Me gusta volver a las aulas. Me gusta trabajar con mis niños y niñas de Bachillerato, esos vencedores de Hidras y Cerberos que les han pronosticado un futuro laboral catastrófico (ya a los 16 años) por estudiar Humanidades. Me gusta también hablar con ellos. Viajar. Reír. Discutir.

Me gusta volver a las aulas. Me gusta entrar en los grupos de E.S.O.. En ocasiones también me gustaría no haber entrado.

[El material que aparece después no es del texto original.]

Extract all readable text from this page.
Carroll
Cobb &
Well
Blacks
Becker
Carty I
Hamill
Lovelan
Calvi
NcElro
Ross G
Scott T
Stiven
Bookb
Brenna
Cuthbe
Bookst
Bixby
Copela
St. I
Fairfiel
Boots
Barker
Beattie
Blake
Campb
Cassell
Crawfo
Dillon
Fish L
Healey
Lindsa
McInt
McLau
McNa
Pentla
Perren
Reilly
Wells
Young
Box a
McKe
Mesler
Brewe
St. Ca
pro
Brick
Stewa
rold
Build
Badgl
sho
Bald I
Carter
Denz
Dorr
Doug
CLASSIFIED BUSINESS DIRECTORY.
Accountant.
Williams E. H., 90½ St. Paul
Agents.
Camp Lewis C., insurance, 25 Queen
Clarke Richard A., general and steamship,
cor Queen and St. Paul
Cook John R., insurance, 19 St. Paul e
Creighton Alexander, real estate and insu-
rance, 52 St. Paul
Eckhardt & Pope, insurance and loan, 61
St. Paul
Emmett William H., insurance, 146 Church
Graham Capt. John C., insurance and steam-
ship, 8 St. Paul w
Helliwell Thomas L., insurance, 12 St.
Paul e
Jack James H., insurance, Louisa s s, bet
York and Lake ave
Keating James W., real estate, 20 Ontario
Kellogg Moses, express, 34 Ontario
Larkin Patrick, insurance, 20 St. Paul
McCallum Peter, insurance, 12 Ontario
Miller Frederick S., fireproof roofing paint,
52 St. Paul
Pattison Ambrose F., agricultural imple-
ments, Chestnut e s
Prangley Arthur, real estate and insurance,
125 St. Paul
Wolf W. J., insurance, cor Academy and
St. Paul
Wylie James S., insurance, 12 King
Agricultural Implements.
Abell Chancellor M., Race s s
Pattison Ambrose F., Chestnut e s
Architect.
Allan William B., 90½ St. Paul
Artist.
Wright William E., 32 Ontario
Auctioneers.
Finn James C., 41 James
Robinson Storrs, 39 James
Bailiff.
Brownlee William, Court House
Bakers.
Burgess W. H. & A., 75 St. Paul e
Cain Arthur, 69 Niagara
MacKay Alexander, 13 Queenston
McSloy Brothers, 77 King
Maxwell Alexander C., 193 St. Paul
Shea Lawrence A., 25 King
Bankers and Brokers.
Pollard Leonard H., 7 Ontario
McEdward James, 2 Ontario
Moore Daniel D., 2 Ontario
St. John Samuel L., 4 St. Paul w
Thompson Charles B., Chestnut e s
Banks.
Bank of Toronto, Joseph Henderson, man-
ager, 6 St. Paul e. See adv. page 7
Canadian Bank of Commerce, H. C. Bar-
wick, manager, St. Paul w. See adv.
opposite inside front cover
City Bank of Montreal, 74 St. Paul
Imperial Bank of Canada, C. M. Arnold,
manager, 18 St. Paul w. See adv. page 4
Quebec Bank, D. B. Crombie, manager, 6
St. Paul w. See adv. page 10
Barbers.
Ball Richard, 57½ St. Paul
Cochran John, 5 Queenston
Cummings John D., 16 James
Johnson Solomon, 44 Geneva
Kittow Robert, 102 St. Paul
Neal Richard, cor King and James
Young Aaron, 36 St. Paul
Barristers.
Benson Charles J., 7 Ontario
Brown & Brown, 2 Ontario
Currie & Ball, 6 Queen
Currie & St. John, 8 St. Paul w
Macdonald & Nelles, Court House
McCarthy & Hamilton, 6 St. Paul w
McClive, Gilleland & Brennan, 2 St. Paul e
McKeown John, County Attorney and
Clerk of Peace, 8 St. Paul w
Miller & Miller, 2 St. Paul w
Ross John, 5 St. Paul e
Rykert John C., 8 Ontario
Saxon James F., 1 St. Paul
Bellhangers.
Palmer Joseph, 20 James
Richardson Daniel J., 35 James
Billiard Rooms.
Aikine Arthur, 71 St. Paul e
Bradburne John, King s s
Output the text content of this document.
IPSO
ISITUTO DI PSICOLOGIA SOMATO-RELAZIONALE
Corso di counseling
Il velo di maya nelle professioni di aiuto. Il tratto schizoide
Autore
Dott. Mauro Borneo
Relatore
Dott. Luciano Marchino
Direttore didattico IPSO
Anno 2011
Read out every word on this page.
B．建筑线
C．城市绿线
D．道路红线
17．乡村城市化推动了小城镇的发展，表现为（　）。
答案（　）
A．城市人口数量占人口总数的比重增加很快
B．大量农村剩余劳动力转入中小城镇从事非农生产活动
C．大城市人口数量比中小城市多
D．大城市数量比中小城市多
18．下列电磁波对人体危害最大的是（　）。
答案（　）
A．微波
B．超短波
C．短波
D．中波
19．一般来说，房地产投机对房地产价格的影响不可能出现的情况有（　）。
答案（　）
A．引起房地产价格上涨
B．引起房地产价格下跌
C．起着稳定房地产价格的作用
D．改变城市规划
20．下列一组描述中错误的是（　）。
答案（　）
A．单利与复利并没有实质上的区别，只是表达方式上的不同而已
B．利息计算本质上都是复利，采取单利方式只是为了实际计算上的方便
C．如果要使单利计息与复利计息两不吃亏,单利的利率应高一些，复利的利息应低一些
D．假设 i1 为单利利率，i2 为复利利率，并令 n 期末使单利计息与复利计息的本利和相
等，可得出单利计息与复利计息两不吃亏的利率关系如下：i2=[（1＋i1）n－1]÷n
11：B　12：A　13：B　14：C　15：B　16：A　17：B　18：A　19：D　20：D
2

Grupos de Secundaria en los que aquello que se escribe desde los despachos deja tener vigencia;schola
en los que la programación es, en ocasiones, solo un listado de buenos propósitos;
en los que los libros de textos son físicamente los mismos durante 10 años;
en los que las teóricas y preciosas infografías educativas pierden sentido antes de llegar a la mitad de sus puntos;
en los que las bonitas frases educativas se convierten en pensamientos mojados;
en los que, según el día, ni vale la PDI ni la tiza, ni la PDI con la tiza;
en los que también es necesario (imprescindible) hablar mucho con el alumnado e intercambiar puntos de vista;
en los que tienes que contentar, a la vez, a alumnado bilingüe, a alumnado de programas varios de mejora, a repetidores y a alguien que está allí porque no ha podido ubicarse en otro lugar. Todos entre las mismas cuatro paredes, todos pendientes de aprobar la misma prueba de reválida, aunque no se sepa todavía en qué va a consistir.
No importa. Se hace lo que se puede. A veces, algo más incluso. Creo firmemente en la Escuela Pública. Creo en la importancia vital y social de mi trabajo.

De vuelta a las aulas.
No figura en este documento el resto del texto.